There were evenings too when all I did behind the screen was goof off—read every word of the printing on the inside of a matchbook, say, or all the ads in the back of the
Saturday Review of Literature—
and it was during one of those times, in the fall of the year, that I came across these lines:
Unusual free-lance opportunity for talented writer. Must have imagination. Bernard Silver.
—and then a phone number with what looked like a Bronx exchange.
I won't bother giving you the dry, witty, Hemingway dialogue that took place when I came out from behind the screen that night and Joan turned around from the sink, with her hands dripping soapsuds on the open magazine, and we can also skip my cordial, unenlightening chat with Bernard Silver on the phone. I'll just move on ahead to a couple of nights later, when I rode the subway for an hour and found my way at last to his apartment.

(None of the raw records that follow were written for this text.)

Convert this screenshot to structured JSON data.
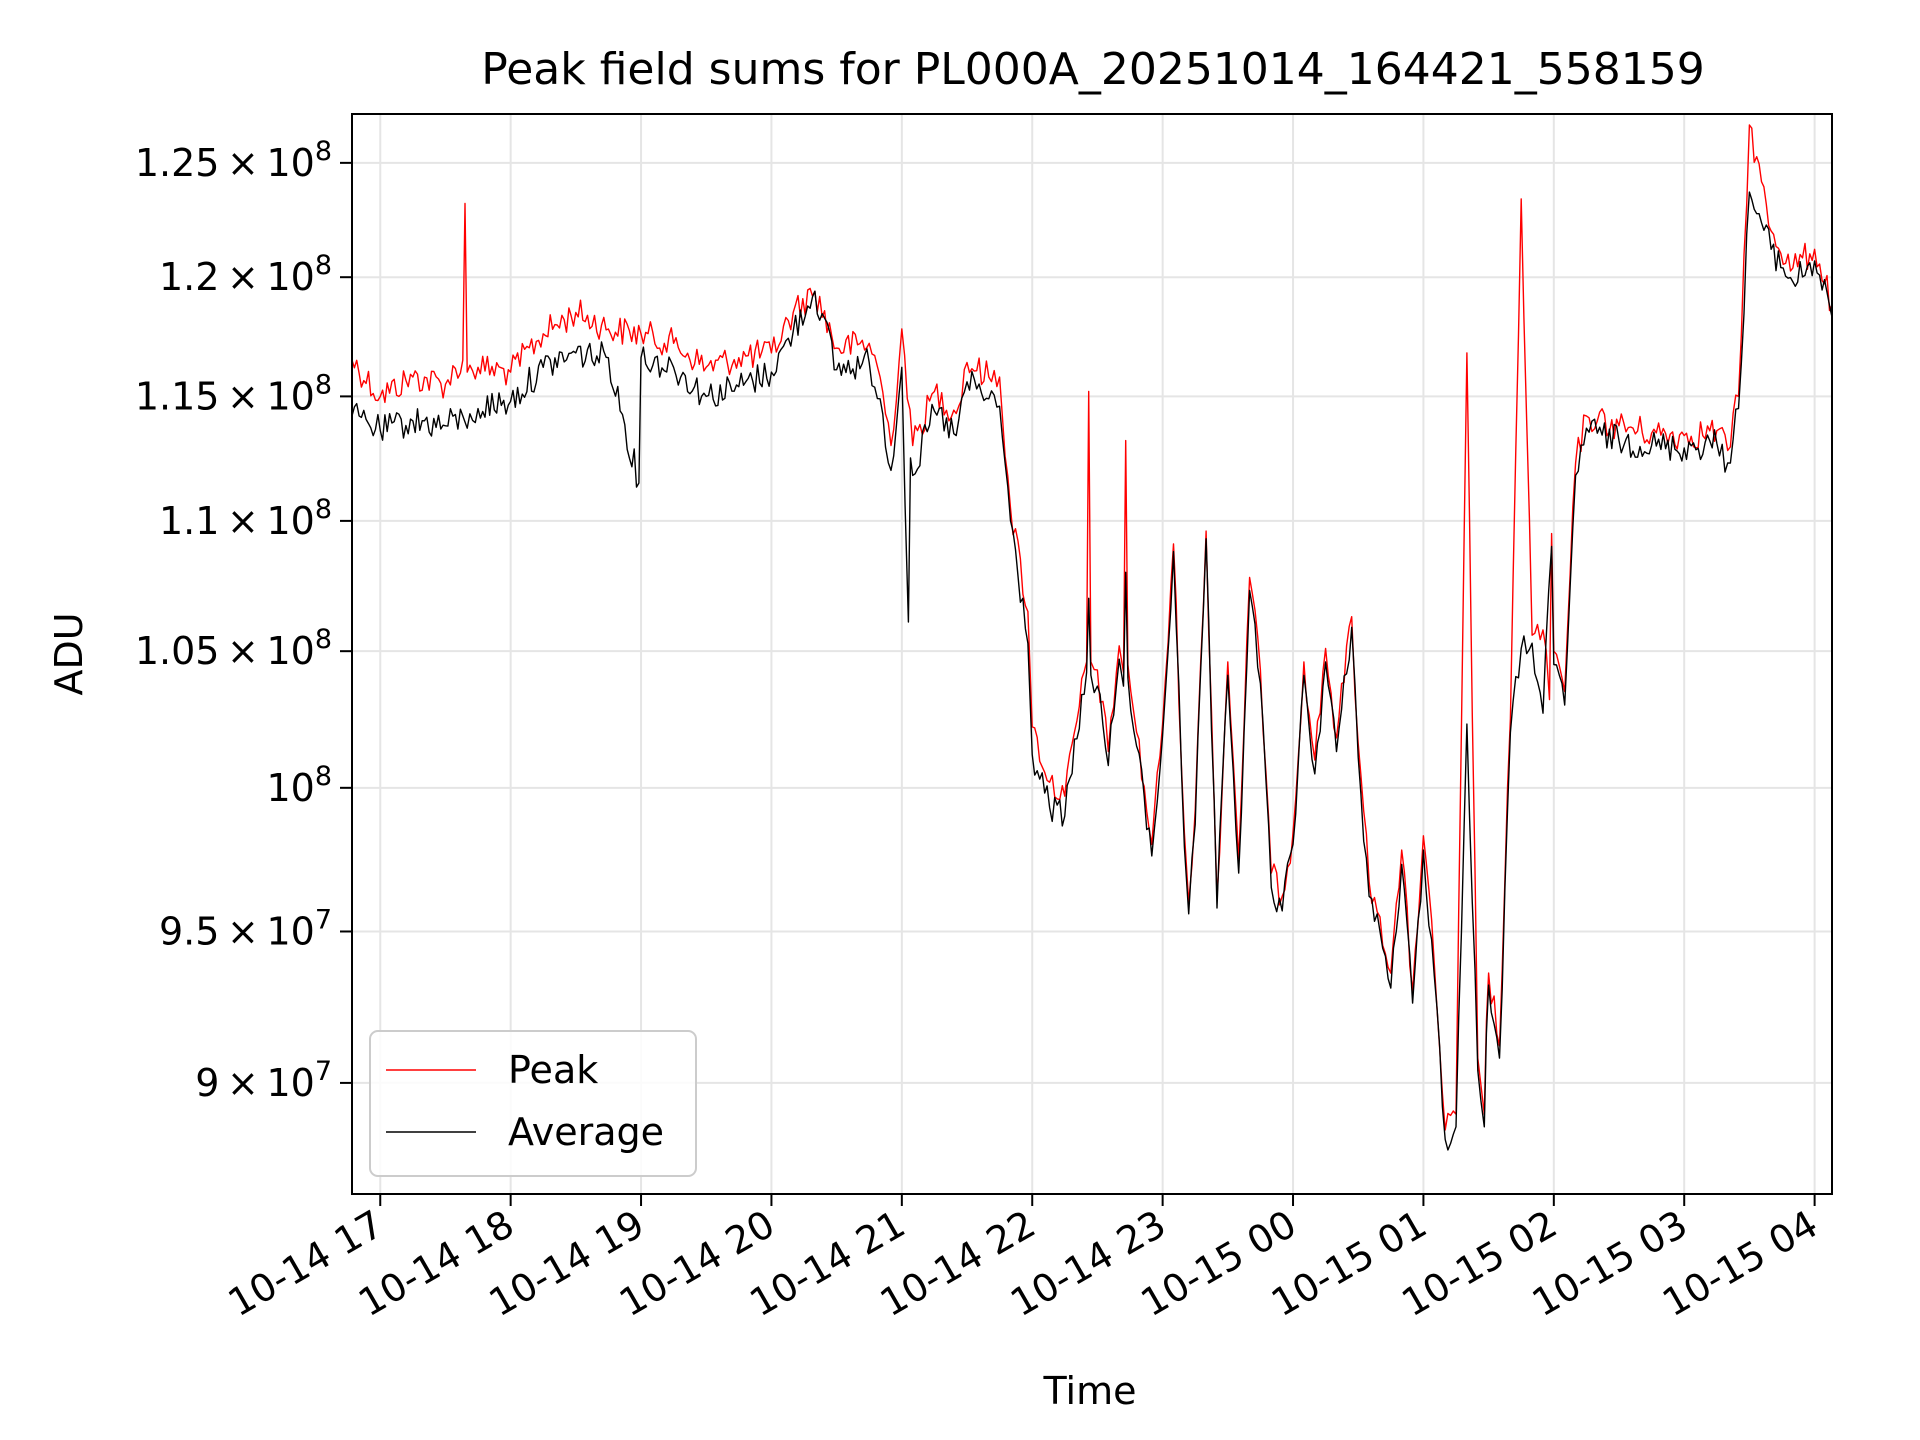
{
  "chart_data": {
    "type": "line",
    "title": "Peak field sums for PL000A_20251014_164421_558159",
    "xlabel": "Time",
    "ylabel": "ADU",
    "xlim": [
      "2025-10-14 16:47",
      "2025-10-15 04:08"
    ],
    "ylim": [
      86500000,
      127200000
    ],
    "x_ticks": [
      {
        "t": "2025-10-14 17:00",
        "label": "10-14 17"
      },
      {
        "t": "2025-10-14 18:00",
        "label": "10-14 18"
      },
      {
        "t": "2025-10-14 19:00",
        "label": "10-14 19"
      },
      {
        "t": "2025-10-14 20:00",
        "label": "10-14 20"
      },
      {
        "t": "2025-10-14 21:00",
        "label": "10-14 21"
      },
      {
        "t": "2025-10-14 22:00",
        "label": "10-14 22"
      },
      {
        "t": "2025-10-14 23:00",
        "label": "10-14 23"
      },
      {
        "t": "2025-10-15 00:00",
        "label": "10-15 00"
      },
      {
        "t": "2025-10-15 01:00",
        "label": "10-15 01"
      },
      {
        "t": "2025-10-15 02:00",
        "label": "10-15 02"
      },
      {
        "t": "2025-10-15 03:00",
        "label": "10-15 03"
      },
      {
        "t": "2025-10-15 04:00",
        "label": "10-15 04"
      }
    ],
    "y_ticks": [
      {
        "v": 90000000,
        "mant": "9",
        "exp": "7"
      },
      {
        "v": 95000000,
        "mant": "9.5",
        "exp": "7"
      },
      {
        "v": 100000000,
        "mant": "",
        "exp": "8"
      },
      {
        "v": 105000000,
        "mant": "1.05",
        "exp": "8"
      },
      {
        "v": 110000000,
        "mant": "1.1",
        "exp": "8"
      },
      {
        "v": 115000000,
        "mant": "1.15",
        "exp": "8"
      },
      {
        "v": 120000000,
        "mant": "1.2",
        "exp": "8"
      },
      {
        "v": 125000000,
        "mant": "1.25",
        "exp": "8"
      }
    ],
    "log_scale": "y",
    "grid": true,
    "legend_position": "lower-left",
    "series": [
      {
        "name": "Peak",
        "color": "#ff0000",
        "x": [
          "2025-10-14 16:47",
          "2025-10-14 17:00",
          "2025-10-14 17:15",
          "2025-10-14 17:30",
          "2025-10-14 17:38",
          "2025-10-14 17:39",
          "2025-10-14 17:40",
          "2025-10-14 17:45",
          "2025-10-14 18:00",
          "2025-10-14 18:15",
          "2025-10-14 18:30",
          "2025-10-14 18:45",
          "2025-10-14 19:00",
          "2025-10-14 19:15",
          "2025-10-14 19:30",
          "2025-10-14 19:45",
          "2025-10-14 20:00",
          "2025-10-14 20:10",
          "2025-10-14 20:20",
          "2025-10-14 20:30",
          "2025-10-14 20:45",
          "2025-10-14 20:50",
          "2025-10-14 20:55",
          "2025-10-14 21:00",
          "2025-10-14 21:05",
          "2025-10-14 21:15",
          "2025-10-14 21:25",
          "2025-10-14 21:30",
          "2025-10-14 21:40",
          "2025-10-14 21:45",
          "2025-10-14 21:50",
          "2025-10-14 21:58",
          "2025-10-14 22:00",
          "2025-10-14 22:08",
          "2025-10-14 22:15",
          "2025-10-14 22:25",
          "2025-10-14 22:26",
          "2025-10-14 22:27",
          "2025-10-14 22:30",
          "2025-10-14 22:35",
          "2025-10-14 22:40",
          "2025-10-14 22:42",
          "2025-10-14 22:43",
          "2025-10-14 22:44",
          "2025-10-14 22:48",
          "2025-10-14 22:55",
          "2025-10-14 23:00",
          "2025-10-14 23:05",
          "2025-10-14 23:10",
          "2025-10-14 23:12",
          "2025-10-14 23:15",
          "2025-10-14 23:20",
          "2025-10-14 23:25",
          "2025-10-14 23:30",
          "2025-10-14 23:35",
          "2025-10-14 23:40",
          "2025-10-14 23:45",
          "2025-10-14 23:50",
          "2025-10-14 23:55",
          "2025-10-15 00:00",
          "2025-10-15 00:05",
          "2025-10-15 00:10",
          "2025-10-15 00:15",
          "2025-10-15 00:20",
          "2025-10-15 00:27",
          "2025-10-15 00:30",
          "2025-10-15 00:35",
          "2025-10-15 00:40",
          "2025-10-15 00:45",
          "2025-10-15 00:50",
          "2025-10-15 00:55",
          "2025-10-15 01:00",
          "2025-10-15 01:05",
          "2025-10-15 01:10",
          "2025-10-15 01:15",
          "2025-10-15 01:20",
          "2025-10-15 01:25",
          "2025-10-15 01:28",
          "2025-10-15 01:29",
          "2025-10-15 01:30",
          "2025-10-15 01:35",
          "2025-10-15 01:40",
          "2025-10-15 01:45",
          "2025-10-15 01:50",
          "2025-10-15 01:55",
          "2025-10-15 01:58",
          "2025-10-15 01:59",
          "2025-10-15 02:00",
          "2025-10-15 02:05",
          "2025-10-15 02:10",
          "2025-10-15 02:15",
          "2025-10-15 02:20",
          "2025-10-15 02:30",
          "2025-10-15 02:45",
          "2025-10-15 03:00",
          "2025-10-15 03:15",
          "2025-10-15 03:20",
          "2025-10-15 03:25",
          "2025-10-15 03:30",
          "2025-10-15 03:40",
          "2025-10-15 03:50",
          "2025-10-15 04:00",
          "2025-10-15 04:08"
        ],
        "y": [
          116500000,
          115000000,
          115800000,
          115500000,
          116500000,
          123200000,
          116000000,
          116200000,
          116000000,
          117600000,
          118500000,
          117800000,
          117600000,
          117200000,
          116200000,
          116600000,
          116800000,
          118500000,
          119400000,
          117000000,
          117200000,
          115800000,
          113000000,
          117800000,
          113000000,
          115200000,
          114300000,
          116400000,
          115800000,
          115800000,
          110500000,
          106500000,
          102200000,
          100200000,
          99700000,
          104600000,
          115200000,
          104600000,
          104300000,
          101300000,
          105200000,
          104200000,
          113200000,
          104500000,
          102000000,
          98000000,
          102300000,
          109100000,
          98400000,
          96000000,
          99200000,
          109600000,
          96200000,
          104600000,
          97500000,
          107800000,
          104300000,
          97000000,
          96200000,
          98400000,
          104600000,
          101000000,
          105100000,
          101800000,
          106300000,
          101600000,
          96700000,
          95500000,
          93600000,
          97800000,
          93000000,
          98300000,
          93900000,
          88500000,
          89000000,
          116800000,
          90800000,
          89000000,
          92000000,
          93600000,
          91200000,
          102500000,
          123400000,
          105600000,
          105800000,
          103200000,
          109500000,
          105000000,
          103500000,
          112300000,
          114200000,
          114000000,
          113800000,
          113500000,
          113400000,
          113600000,
          112800000,
          115000000,
          126700000,
          122000000,
          120400000,
          121200000,
          118800000
        ]
      },
      {
        "name": "Average",
        "color": "#000000",
        "x": [
          "2025-10-14 16:47",
          "2025-10-14 17:00",
          "2025-10-14 17:15",
          "2025-10-14 17:30",
          "2025-10-14 17:38",
          "2025-10-14 17:40",
          "2025-10-14 17:45",
          "2025-10-14 18:00",
          "2025-10-14 18:15",
          "2025-10-14 18:30",
          "2025-10-14 18:45",
          "2025-10-14 18:59",
          "2025-10-14 19:00",
          "2025-10-14 19:15",
          "2025-10-14 19:30",
          "2025-10-14 19:45",
          "2025-10-14 20:00",
          "2025-10-14 20:10",
          "2025-10-14 20:20",
          "2025-10-14 20:30",
          "2025-10-14 20:45",
          "2025-10-14 20:50",
          "2025-10-14 20:55",
          "2025-10-14 21:00",
          "2025-10-14 21:03",
          "2025-10-14 21:04",
          "2025-10-14 21:05",
          "2025-10-14 21:15",
          "2025-10-14 21:25",
          "2025-10-14 21:30",
          "2025-10-14 21:40",
          "2025-10-14 21:45",
          "2025-10-14 21:50",
          "2025-10-14 21:58",
          "2025-10-14 22:00",
          "2025-10-14 22:08",
          "2025-10-14 22:15",
          "2025-10-14 22:25",
          "2025-10-14 22:26",
          "2025-10-14 22:27",
          "2025-10-14 22:30",
          "2025-10-14 22:35",
          "2025-10-14 22:40",
          "2025-10-14 22:42",
          "2025-10-14 22:43",
          "2025-10-14 22:44",
          "2025-10-14 22:48",
          "2025-10-14 22:55",
          "2025-10-14 23:00",
          "2025-10-14 23:05",
          "2025-10-14 23:10",
          "2025-10-14 23:12",
          "2025-10-14 23:15",
          "2025-10-14 23:20",
          "2025-10-14 23:25",
          "2025-10-14 23:30",
          "2025-10-14 23:35",
          "2025-10-14 23:40",
          "2025-10-14 23:45",
          "2025-10-14 23:50",
          "2025-10-14 23:55",
          "2025-10-15 00:00",
          "2025-10-15 00:05",
          "2025-10-15 00:10",
          "2025-10-15 00:15",
          "2025-10-15 00:20",
          "2025-10-15 00:27",
          "2025-10-15 00:30",
          "2025-10-15 00:35",
          "2025-10-15 00:40",
          "2025-10-15 00:45",
          "2025-10-15 00:50",
          "2025-10-15 00:55",
          "2025-10-15 01:00",
          "2025-10-15 01:05",
          "2025-10-15 01:10",
          "2025-10-15 01:15",
          "2025-10-15 01:20",
          "2025-10-15 01:25",
          "2025-10-15 01:28",
          "2025-10-15 01:29",
          "2025-10-15 01:30",
          "2025-10-15 01:35",
          "2025-10-15 01:40",
          "2025-10-15 01:45",
          "2025-10-15 01:50",
          "2025-10-15 01:55",
          "2025-10-15 01:59",
          "2025-10-15 02:00",
          "2025-10-15 02:05",
          "2025-10-15 02:10",
          "2025-10-15 02:15",
          "2025-10-15 02:20",
          "2025-10-15 02:30",
          "2025-10-15 02:45",
          "2025-10-15 03:00",
          "2025-10-15 03:15",
          "2025-10-15 03:20",
          "2025-10-15 03:25",
          "2025-10-15 03:30",
          "2025-10-15 03:40",
          "2025-10-15 03:50",
          "2025-10-15 04:00",
          "2025-10-15 04:08"
        ],
        "y": [
          114200000,
          113600000,
          114000000,
          113800000,
          114200000,
          113700000,
          114500000,
          114800000,
          116200000,
          116800000,
          116600000,
          111500000,
          116600000,
          116200000,
          115000000,
          115400000,
          116000000,
          117700000,
          119400000,
          116100000,
          116400000,
          114900000,
          112000000,
          116200000,
          106100000,
          112500000,
          111800000,
          114400000,
          113400000,
          115600000,
          114900000,
          114600000,
          110000000,
          105300000,
          101200000,
          99300000,
          99000000,
          104200000,
          107000000,
          104100000,
          103700000,
          100800000,
          104700000,
          103700000,
          108000000,
          104000000,
          101500000,
          97600000,
          101900000,
          108800000,
          97900000,
          95600000,
          98700000,
          109300000,
          95800000,
          104100000,
          97000000,
          107300000,
          103800000,
          96500000,
          95700000,
          98000000,
          104100000,
          100500000,
          104600000,
          101300000,
          105900000,
          101100000,
          96200000,
          95000000,
          93100000,
          97300000,
          92600000,
          97800000,
          93500000,
          88200000,
          88600000,
          102300000,
          90400000,
          88600000,
          91600000,
          93200000,
          90800000,
          102000000,
          105100000,
          105300000,
          102700000,
          109000000,
          104500000,
          103000000,
          111800000,
          113700000,
          113500000,
          113200000,
          113000000,
          112900000,
          113100000,
          112300000,
          114500000,
          123700000,
          121200000,
          119800000,
          120700000,
          118300000
        ]
      }
    ]
  }
}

“Mr. Prentice?” he inquired. “What's your first name again? Bob? Good, Bob, I'm Bernie. Come on in, make yourself comfortable.”

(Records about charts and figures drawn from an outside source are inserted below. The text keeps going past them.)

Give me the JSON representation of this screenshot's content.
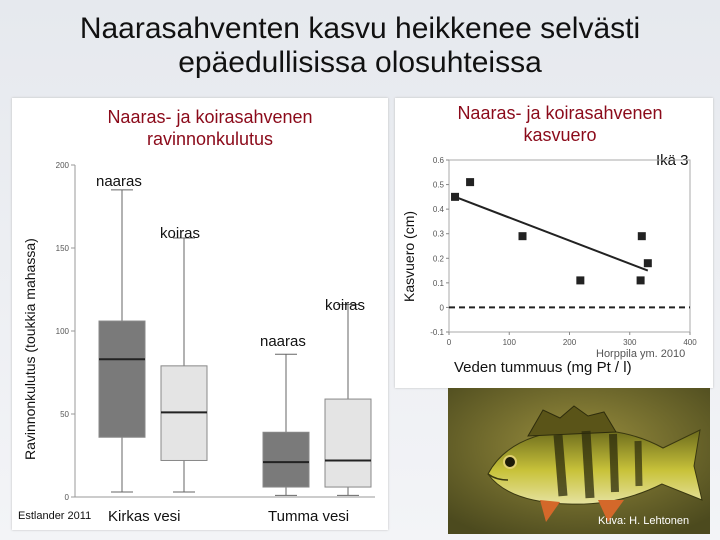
{
  "title_line1": "Naarasahventen kasvu heikkenee selvästi",
  "title_line2": "epäedullisissa olosuhteissa",
  "left": {
    "title_line1": "Naaras- ja koirasahvenen",
    "title_line2": "ravinnonkulutus",
    "ylabel": "Ravinnonkulutus (toukkia mahassa)",
    "credit": "Estlander 2011",
    "group_labels": [
      "Kirkas vesi",
      "Tumma vesi"
    ],
    "box_labels": [
      "naaras",
      "koiras",
      "naaras",
      "koiras"
    ]
  },
  "right": {
    "title_line1": "Naaras- ja koirasahvenen",
    "title_line2": "kasvuero",
    "age_label": "Ikä 3",
    "ylabel": "Kasvuero (cm)",
    "xlabel": "Veden tummuus (mg Pt / l)",
    "credit": "Horppila ym. 2010"
  },
  "photo_credit": "Kuva: H. Lehtonen",
  "colors": {
    "title_red": "#8b0a1a",
    "dark_box": "#7a7a7a",
    "light_box": "#e4e4e4"
  },
  "chart_data": [
    {
      "type": "box",
      "title": "Naaras- ja koirasahvenen ravinnonkulutus",
      "ylabel": "Ravinnonkulutus (toukkia mahassa)",
      "ylim": [
        0,
        200
      ],
      "yticks": [
        0,
        50,
        100,
        150,
        200
      ],
      "groups": [
        "Kirkas vesi",
        "Tumma vesi"
      ],
      "boxes": [
        {
          "group": "Kirkas vesi",
          "sex": "naaras",
          "whisker_low": 3,
          "q1": 36,
          "median": 83,
          "q3": 106,
          "whisker_high": 185,
          "shade": "dark"
        },
        {
          "group": "Kirkas vesi",
          "sex": "koiras",
          "whisker_low": 3,
          "q1": 22,
          "median": 51,
          "q3": 79,
          "whisker_high": 156,
          "shade": "light"
        },
        {
          "group": "Tumma vesi",
          "sex": "naaras",
          "whisker_low": 1,
          "q1": 6,
          "median": 21,
          "q3": 39,
          "whisker_high": 86,
          "shade": "dark"
        },
        {
          "group": "Tumma vesi",
          "sex": "koiras",
          "whisker_low": 1,
          "q1": 6,
          "median": 22,
          "q3": 59,
          "whisker_high": 116,
          "shade": "light"
        }
      ]
    },
    {
      "type": "scatter",
      "title": "Naaras- ja koirasahvenen kasvuero",
      "xlabel": "Veden tummuus (mg Pt / l)",
      "ylabel": "Kasvuero (cm)",
      "annotation": "Ikä 3",
      "xlim": [
        0,
        400
      ],
      "ylim": [
        -0.1,
        0.6
      ],
      "xticks": [
        0,
        100,
        200,
        300,
        400
      ],
      "yticks": [
        -0.1,
        0,
        0.1,
        0.2,
        0.3,
        0.4,
        0.5,
        0.6
      ],
      "points": [
        {
          "x": 10,
          "y": 0.45
        },
        {
          "x": 35,
          "y": 0.51
        },
        {
          "x": 122,
          "y": 0.29
        },
        {
          "x": 218,
          "y": 0.11
        },
        {
          "x": 318,
          "y": 0.11
        },
        {
          "x": 320,
          "y": 0.29
        },
        {
          "x": 330,
          "y": 0.18
        }
      ],
      "trend_line": {
        "x": [
          10,
          330
        ],
        "y": [
          0.45,
          0.15
        ]
      },
      "reference_line": {
        "y": 0,
        "style": "dashed"
      }
    }
  ]
}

And I think both Bernie and his home deserve a little description here. He was in his middle or late forties, a good deal shorter than me and much stockier, wearing an expensive-looking pale blue sport shirt with the tails out. His head must have been half again the size of mine, with thinning black hair washed straight back, as if he'd stood face-up in the shower; and his face was one of the most guileless and self-confident faces I've ever seen.

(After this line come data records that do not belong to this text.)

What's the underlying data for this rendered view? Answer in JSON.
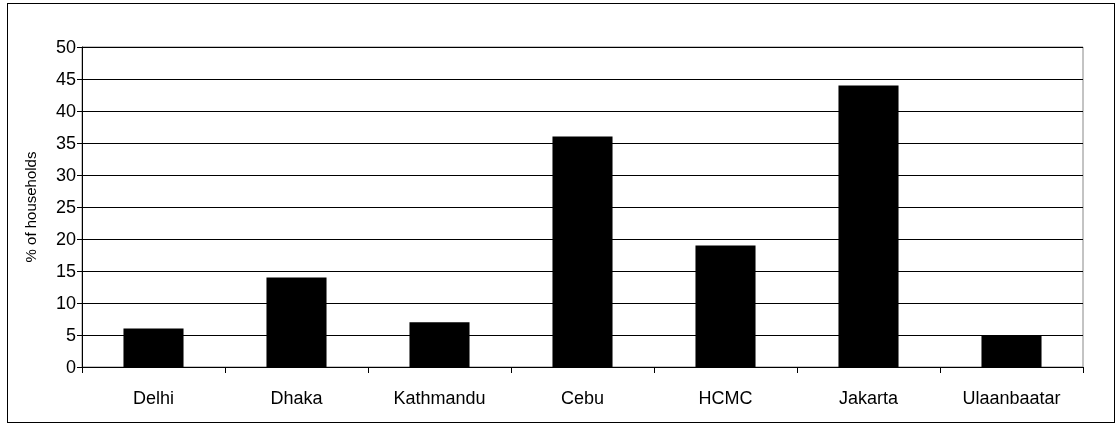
{
  "chart_data": {
    "type": "bar",
    "ylabel": "% of households",
    "categories": [
      "Delhi",
      "Dhaka",
      "Kathmandu",
      "Cebu",
      "HCMC",
      "Jakarta",
      "Ulaanbaatar"
    ],
    "values": [
      6,
      14,
      7,
      36,
      19,
      44,
      5
    ],
    "color": "#000000",
    "ylim": [
      0,
      50
    ],
    "yticks": [
      0,
      5,
      10,
      15,
      20,
      25,
      30,
      35,
      40,
      45,
      50
    ],
    "grid": "y"
  }
}
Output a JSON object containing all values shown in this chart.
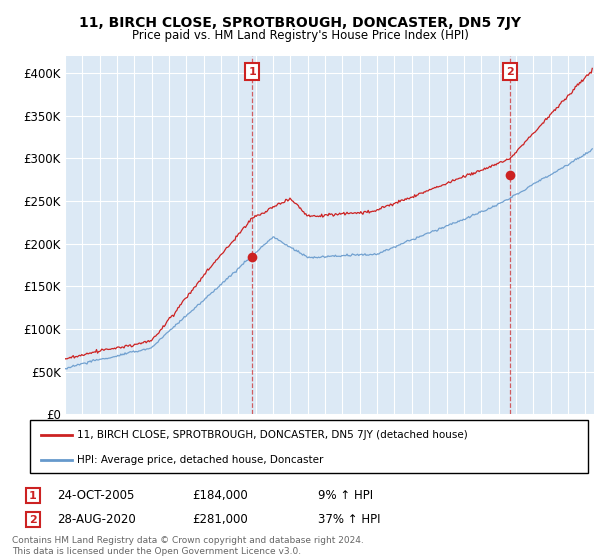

The apartment was very clean, spacious and cream-colored, full of carpeting and archways. In the narrow alcove near the coat closet (“Take your coat and hat; good. Let's put this on a hanger here and we'll be all set; good”), I saw a cluster of framed photographs showing World War I soldiers in various groupings, but on the walls of the living room there were no pictures of any kind, only a few wrought-iron lamp brackets and a couple of mirrors. Once inside the room you weren't apt to notice the lack of pictures, though, because all your attention was drawn to a single, amazing piece of furniture. I don't know what you'd call it—a credenza?—but whatever it was it seemed to go on forever, chest-high in some places and waist-high in others, made of at least three different shades of polished brown veneer. Part of it was a television set, part of it was a radio-phonograph; part of it thinned out into shelves that held potted plants and little figurines; part of it, full of chromium knobs and tricky sliding panels, was a bar.
“Ginger ale?” he asked. “My wife and I don't drink, but I can offer you a glass of ginger ale.”
I think Bernie's wife must always have gone out to the movies on nights when he interviewed his writing applicants; I did meet her later, though, and we'll come to that. Anyway, there were just the two of us that first evening, settling down in slippery leatherette chairs with our ginger ale, and it was strictly business.